Ich knüpfte mich ein, ohne dass es zu einsam wurde und konnte so, als im Jahr 2020 plötzlich alle dazu gezwungen waren, mit sich selbst in Klausur zu gehen, ganz einfach in die Phase der Ent-Wicklung rutschen. Alles, was ich dazu brauchte, hatte ich vorher erledigt. Alte Wunden waren verheilt, auch dank der Menschen, die mir dabei geholfen haben. Die meisten von ihnen fand ich in Gilching, ein paar in nicht allzu ferner Umgebung. Es zeigte sich, dass meine innere Stimme, damals am Bahnhof von Argelsried, Recht behalten hatte. Das war der Platz, den ich brauchte. Und umgekehrt.

 

So kam es, dass ich im Juli 2020 als Schmetterling den Kokon verließ und von da an viel leichter durchs Leben flatterte. Meine Farben waren so frisch wie die eines Regenbogens und der Ballast wurde immer weniger. Die Gabriele, die sich lange Zeit versteckt hatte, nahm selbstbewusst den Platz der kleinen Gaby ein. Und ich tat es endlich: Regelmäßig Videobotschaften aufnehmen – und das Buch schreiben, das 20 Jahre darauf gewartet hatte. Dieses Buch wird immer mit dir verbunden bleiben, liebes Gilching.

 

Jetzt ist es Zeit, neue Seiten aufzuschlagen und davon zu fliegen.

 

Ich lasse, neben all den Dingen, die ich im Eine-Welt-Basar oder in meiner Zu-Verschenken-Kiste am Straßenrand gespendet und verschenkt habe, neben den biologischen Resten, die auf meinem Acker anfielen und die wieder zu Gilchinger Erde wurden und neben ein paar Handvoll Blumensamen, die ich großzügig an ein paar Stellen im Bannwald verteilt habe, viele liebe Menschen zurück, die mir hier ein Gefühl der Zugehörigkeit gegeben haben:

 

All diejenigen, die nebenan wohnten.

Große und kleine Menschen, die nach ihrer Flucht eine neue Heimat hier gefunden haben und Menschen, die ihnen dabei geholfen und sie unterstützt haben.

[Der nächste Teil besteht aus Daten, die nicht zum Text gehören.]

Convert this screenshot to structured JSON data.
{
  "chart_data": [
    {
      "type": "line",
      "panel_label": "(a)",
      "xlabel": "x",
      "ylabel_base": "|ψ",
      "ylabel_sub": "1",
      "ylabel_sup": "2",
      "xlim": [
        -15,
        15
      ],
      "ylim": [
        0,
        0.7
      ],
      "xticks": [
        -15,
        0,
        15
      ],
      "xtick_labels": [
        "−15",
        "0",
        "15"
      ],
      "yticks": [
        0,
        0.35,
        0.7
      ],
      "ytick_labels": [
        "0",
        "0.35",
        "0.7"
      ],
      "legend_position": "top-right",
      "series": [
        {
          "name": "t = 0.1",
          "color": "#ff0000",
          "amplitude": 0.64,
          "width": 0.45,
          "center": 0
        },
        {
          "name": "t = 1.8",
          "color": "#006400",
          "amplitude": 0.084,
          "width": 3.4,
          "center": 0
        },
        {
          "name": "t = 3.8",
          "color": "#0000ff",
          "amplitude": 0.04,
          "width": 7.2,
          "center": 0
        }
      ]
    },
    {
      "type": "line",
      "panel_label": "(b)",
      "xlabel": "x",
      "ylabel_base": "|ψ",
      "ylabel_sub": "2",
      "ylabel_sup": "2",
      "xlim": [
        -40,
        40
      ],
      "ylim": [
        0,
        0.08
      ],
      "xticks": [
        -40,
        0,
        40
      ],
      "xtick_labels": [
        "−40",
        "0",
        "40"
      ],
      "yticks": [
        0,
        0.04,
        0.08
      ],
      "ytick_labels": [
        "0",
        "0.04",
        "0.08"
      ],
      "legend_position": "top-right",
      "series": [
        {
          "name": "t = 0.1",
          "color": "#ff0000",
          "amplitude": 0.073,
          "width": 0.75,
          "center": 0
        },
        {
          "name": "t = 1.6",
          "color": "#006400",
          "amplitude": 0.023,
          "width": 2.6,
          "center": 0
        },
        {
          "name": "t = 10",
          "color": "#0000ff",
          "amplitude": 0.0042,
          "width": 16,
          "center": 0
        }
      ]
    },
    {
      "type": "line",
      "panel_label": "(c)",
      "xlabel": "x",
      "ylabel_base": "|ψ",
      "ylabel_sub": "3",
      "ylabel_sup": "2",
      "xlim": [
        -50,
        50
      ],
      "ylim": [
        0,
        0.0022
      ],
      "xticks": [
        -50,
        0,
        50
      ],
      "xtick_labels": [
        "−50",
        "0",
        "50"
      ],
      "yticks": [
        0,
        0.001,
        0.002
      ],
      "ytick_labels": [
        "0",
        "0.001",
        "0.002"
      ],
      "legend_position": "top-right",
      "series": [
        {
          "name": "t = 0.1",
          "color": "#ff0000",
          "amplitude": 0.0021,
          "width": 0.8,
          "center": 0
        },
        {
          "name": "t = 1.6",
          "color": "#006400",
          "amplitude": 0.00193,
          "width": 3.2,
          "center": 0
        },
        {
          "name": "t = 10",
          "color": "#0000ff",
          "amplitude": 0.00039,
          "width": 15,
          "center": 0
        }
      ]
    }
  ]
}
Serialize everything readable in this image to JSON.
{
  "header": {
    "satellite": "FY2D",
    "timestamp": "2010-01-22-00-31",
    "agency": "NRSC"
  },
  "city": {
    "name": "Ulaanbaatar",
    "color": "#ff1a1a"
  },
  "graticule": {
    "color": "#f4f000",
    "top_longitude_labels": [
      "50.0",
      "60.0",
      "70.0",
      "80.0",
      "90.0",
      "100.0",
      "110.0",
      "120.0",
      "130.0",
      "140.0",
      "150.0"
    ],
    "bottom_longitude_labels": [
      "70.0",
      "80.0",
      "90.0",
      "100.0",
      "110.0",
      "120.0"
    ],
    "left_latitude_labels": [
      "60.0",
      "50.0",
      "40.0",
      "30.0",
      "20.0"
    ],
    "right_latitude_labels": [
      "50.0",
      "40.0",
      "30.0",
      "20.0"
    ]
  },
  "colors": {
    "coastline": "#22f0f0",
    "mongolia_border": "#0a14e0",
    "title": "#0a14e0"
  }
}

Soprane, Altistinnen, Tenöre und Bässe – samt Ton- und Taktangeber.

Helfende und heilende Hände für Notfälle, für Verspannungen, bei Krankheiten und für die Seele.

Kreative, Engagierte und politisch Aktive.

Gärtner und Ackerbäuerinnen.

Kurzum: Alle, die in ihrer Eigen-Art zu Freundinnen und Freunden geworden sind.

Und alle Gilchinger Originale oder Zugereiste, denen ich in all der Zeit in Läden, in Praxen, bei Firmen, in Veranstaltungsräumen, an Treffpunkten, in Wald, Feld und Wiese – oder einfach online –  und auf der Straße begegnet bin.

 

Euch allen danke ich von Herzen, dass ihr eine Weile meinen Weg begleitet habt, mit mir gefeiert, diskutiert, philosophiert, ausprobiert, gesungen, gerungen, gebangt, mir handfest geholfen (vor allem, aber nicht nur, in der heißen Phase des Umzugs) und euch mit mir ausgetauscht habt. Kurzum: mir – wenn auch erst nach einer recht langen Weile – das Gefühl gegeben habt, dass ich in Gilching daheim war.

 

Es ist mir eine Ehre, euch zu kennen und es war stets ein Vergnügen, euch zu begegnen. Ich wünsche euch allen weiterhin viel Freude, Glück und Wohlbefinden in Gilching, um Gilching und um Gilching herum.

 

Für euch alle, für Neugierige und für dich, liebes Gilching, habe ich ein Abschiedsvideo aufgenommen. Nicht unbedingt mit technischer Finesse, aber mit viel Herz und Leidenschaft und sogar mit Musik und Gesang (meinem):

 

 

 

 

 

Servus, Gilching! Servus, euch allen. Pfiat euch.

 

Eure

Gabriele

Gabriele Feile fliegt und nimmt von dort oben große Zusammenhänge intensiv wahr. Sie sagt, was zu sagen ist und was gehört gehört.